Drachen kreisen und Tiger springen, beide mit literarischen und militärischen Talenten – ein besiegter General

Ein Schwert entfaltet sich am weiten Himmel – General Chen

Ein Herz voller Blut kommentiert tausend Jahre Geschichte — Wei Ziqi

Eine große Aufgabe zu übertragen erfordert großen Einsatz und mentale Anstrengung – Zhao Zhiyang

Doch Moral führt zu Literatur und Ehrgeiz – Roter General

Ein wahrhaftiger Mann, aufrecht und würdevoll, ein Mann von großem Mut und Integrität – General Bai

Sonne und Mond sinken, die Wolken atmen aus – welch ein großartiger Anblick, die verborgenen Talente der chinesischen Nation zu sehen! – General Chen

Der Blick schweift über die unzähligen Berge und Flüsse, und das vorbeirauschende Licht bildet eine harmonische Einheit.

Sonne und Mond sinken, Bruder Yun atmet aus – welch ein großartiger Anblick, die verborgenen Talente der chinesischen Nation zu sehen! – Gemeinsam

Die rund zwanzig Soldaten hinter ihnen führten eine von Ao Jun gelehrte Formation des Militärboxens vor. Sie waren wahre Elitesoldaten; ihre Bewegungen waren kraftvoll und beeindruckend, und es war ein wahrhaft beeindruckender Anblick.

Als General Wei Ziqi und seine Männer ihre letzten Gesänge beendet hatten, schlossen auch die etwa zwanzig Soldaten ihre Faustkampftechniken ab. In ordentlichen Reihen stehend, beobachteten sie die Generäle, die noch immer ihre Schwerter schwangen, und riefen, im Einklang mit der Flötenmusik, voller Begeisterung:

Rauch steigt auf, wenn sich das Land nach Norden ausdehnt.

Drachen erheben sich, Pferde wiehern, Schwertenergie ist wie Frost.

Mein Herz ist wie der gewaltige Gelbe Fluss.

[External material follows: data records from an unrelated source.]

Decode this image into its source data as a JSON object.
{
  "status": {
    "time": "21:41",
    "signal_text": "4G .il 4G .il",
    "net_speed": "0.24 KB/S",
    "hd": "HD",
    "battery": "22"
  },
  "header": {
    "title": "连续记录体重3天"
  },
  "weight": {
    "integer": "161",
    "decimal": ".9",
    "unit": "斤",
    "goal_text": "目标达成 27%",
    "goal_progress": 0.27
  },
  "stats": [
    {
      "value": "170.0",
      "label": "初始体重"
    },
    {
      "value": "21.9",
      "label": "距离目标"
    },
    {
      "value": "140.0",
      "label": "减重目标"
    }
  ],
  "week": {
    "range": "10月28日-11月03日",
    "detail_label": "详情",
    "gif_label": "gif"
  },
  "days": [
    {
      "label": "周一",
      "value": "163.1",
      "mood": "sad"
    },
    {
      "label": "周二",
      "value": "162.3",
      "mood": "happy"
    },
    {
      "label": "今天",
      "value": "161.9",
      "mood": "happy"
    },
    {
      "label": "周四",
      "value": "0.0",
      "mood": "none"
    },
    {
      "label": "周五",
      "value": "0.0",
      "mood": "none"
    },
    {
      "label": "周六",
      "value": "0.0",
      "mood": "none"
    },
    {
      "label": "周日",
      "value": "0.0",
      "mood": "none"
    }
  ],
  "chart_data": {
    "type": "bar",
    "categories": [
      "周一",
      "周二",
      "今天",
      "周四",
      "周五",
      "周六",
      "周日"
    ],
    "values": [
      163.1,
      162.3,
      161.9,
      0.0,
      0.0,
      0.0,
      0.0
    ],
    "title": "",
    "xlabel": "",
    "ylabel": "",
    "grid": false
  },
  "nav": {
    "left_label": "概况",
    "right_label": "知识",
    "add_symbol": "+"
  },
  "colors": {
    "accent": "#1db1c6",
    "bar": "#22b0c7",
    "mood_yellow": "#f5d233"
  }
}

Wer kann uns nach zwanzig Jahren der Vorherrschaft noch das Wasser reichen?

Hass und Begierde, das lange Schwert vergeblich gestreckt.

Wie viele treue Seelen unserer Brüder sind in fremden Ländern begraben?

Ich würde hundert Tode sterben, um meinem Heimatland zu danken.

Ich seufzte voller Reue, war sprachlos und Tränen traten mir in die Augen.